By my tetrahedral standards, the nation’s actually
trending in a healthy direction. You figure, in geographic terms (once more in that order): (1) nerd films have taken over Hollywood (even as DC Comics reboots its universe and Marvel puts out a new Uncanny X-Men #1)
(2) the libertarian-influenced (not synonymous but influenced) Tea Party is affecting Washington, DC and subtly nudging the GOP primaries
(3) there are skeptics groups and hip science clubs lately popping up all over New York City
and (4) punk-influenced music everywhere online these days.
And yet: now might be just the time to declare mission accomplished in these areas and open-mindedly accept the possibility that the impending Brooklyn Forum live events I plan to host this fall may toss up whole new areas of interest and ways of thinking. That’d be swell.
It’s likely that even if the concrete manifestations of my interests change, though, there will be four underlying areas of emphasis (once more in the same order):
(1) imagination
(2) political reality
(3) science/skepticism
(4) aesthetics
Four historical figures may have done the most to reveal the filter processes behind the legs of the Seavey table, each intuiting one of the weeding-out processes by which most of the good things in life are created/revealed (no longer in the same order here, and admittedly with some concept-slippage, I’m likening capitalism to sci-fi’s future-building here and dropping aesthetics for now in favor of an extra science plank):
•Adam Smith (markets retain the efficient approaches)
•Edmund Burke (tradition embodies the most sustainable habits)
•Charles Darwin (evolution retains the instincts that usually worked)
•Karl Popper (only falsifiable claims warrant testing, and some endure)
And the man who best combines all four of these modes of thought – with a dash of J.S. Mill’s fundamental insight that freedom works because it fosters happiness – is Friedrich Hayek (of whom I’m delighted to report Jen Wekelo spotted a lovely sidewalk chalk drawing at Columbia; she also spotted a Thomas Sowell chalk drawing at Columbia last week – not to mention a real, living, breathing Yoko Ono walking near Strawberry Fields, but that's a different subject).
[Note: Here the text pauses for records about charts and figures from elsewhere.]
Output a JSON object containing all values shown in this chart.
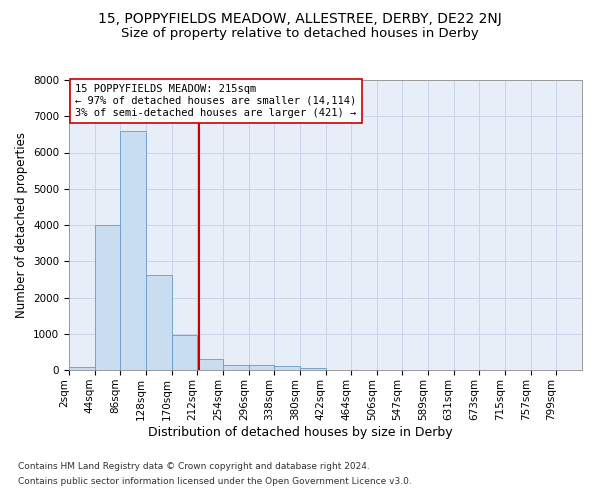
{
  "title_line1": "15, POPPYFIELDS MEADOW, ALLESTREE, DERBY, DE22 2NJ",
  "title_line2": "Size of property relative to detached houses in Derby",
  "xlabel": "Distribution of detached houses by size in Derby",
  "ylabel": "Number of detached properties",
  "footnote1": "Contains HM Land Registry data © Crown copyright and database right 2024.",
  "footnote2": "Contains public sector information licensed under the Open Government Licence v3.0.",
  "annotation_line1": "15 POPPYFIELDS MEADOW: 215sqm",
  "annotation_line2": "← 97% of detached houses are smaller (14,114)",
  "annotation_line3": "3% of semi-detached houses are larger (421) →",
  "bar_edges": [
    2,
    44,
    86,
    128,
    170,
    212,
    254,
    296,
    338,
    380,
    422,
    464,
    506,
    547,
    589,
    631,
    673,
    715,
    757,
    799,
    841
  ],
  "bar_heights": [
    80,
    4000,
    6580,
    2620,
    960,
    310,
    130,
    130,
    100,
    50,
    0,
    0,
    0,
    0,
    0,
    0,
    0,
    0,
    0,
    0
  ],
  "bar_color": "#c9ddf0",
  "bar_edge_color": "#6699cc",
  "vline_x": 215,
  "vline_color": "#cc0000",
  "ylim": [
    0,
    8000
  ],
  "yticks": [
    0,
    1000,
    2000,
    3000,
    4000,
    5000,
    6000,
    7000,
    8000
  ],
  "grid_color": "#c8d4e8",
  "background_color": "#e8eef8",
  "annotation_box_facecolor": "#ffffff",
  "annotation_box_edgecolor": "#cc0000",
  "title1_fontsize": 10,
  "title2_fontsize": 9.5,
  "ylabel_fontsize": 8.5,
  "xlabel_fontsize": 9,
  "tick_fontsize": 7.5,
  "annotation_fontsize": 7.5,
  "footnote_fontsize": 6.5
}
Hayek defended markets, deferred to tradition, recognized the power of evolved instincts and social institutions in shaping our intuitions, and approached the whole topic with a Viennese deference to open-ended epistemological and social processes (and was friends with Popper – not to mention Keynes, but that’s a whole different story).
Dwelling in the Northeast, it may be conservative (yet Whig!) Burke who I most have to work to defend, though I love them all. And after all, I say we should be cautious about tampering with tradition but not blindly so. Recognizing that things can go wrong during surgery is not the same as banning all medicine. And so there is still a role for the philosopher in the ongoing social-evolutionary process, not just, say, farmers.
Indeed, that recognition (and the admission that property rights are not absolutes but rather should be treated almost as such because of at least a general tendency to get utile results) may make me a – dare I say it? – Rawlsekian. I’m only confident of one other Rawlsekian existing (and I’m not even sure he’s speaking to me after I argued with his wife about feminism a couple years ago). But I have to go where the arguments take me.
And tomorrow they take us to: Sarah Palin.
5 comments:
Is Dan O'Connor's event on Friday the 9th, or on the 10th?
9th. Corrected above now.
Speaking of corrections (within corrections), I just noticed an additional Rawlsekian, thanks to the following note posted by Ezra Klein on The American Prospect's site three years ago:
Yesterday, I called Reihan Salam "unclassifiable." Today, he replies that he's a "Rawlsekian neoconservative singulitarian meliorist humanist neoliberal infosocialist Viridian postliberal incrementalist." I stand corrected.
I dispute that the Tea Party is "[de]nuding" the GOP primaries - as far as I'm concerned they were already quite naked.
That, too, is now corrected above. Thanks to all.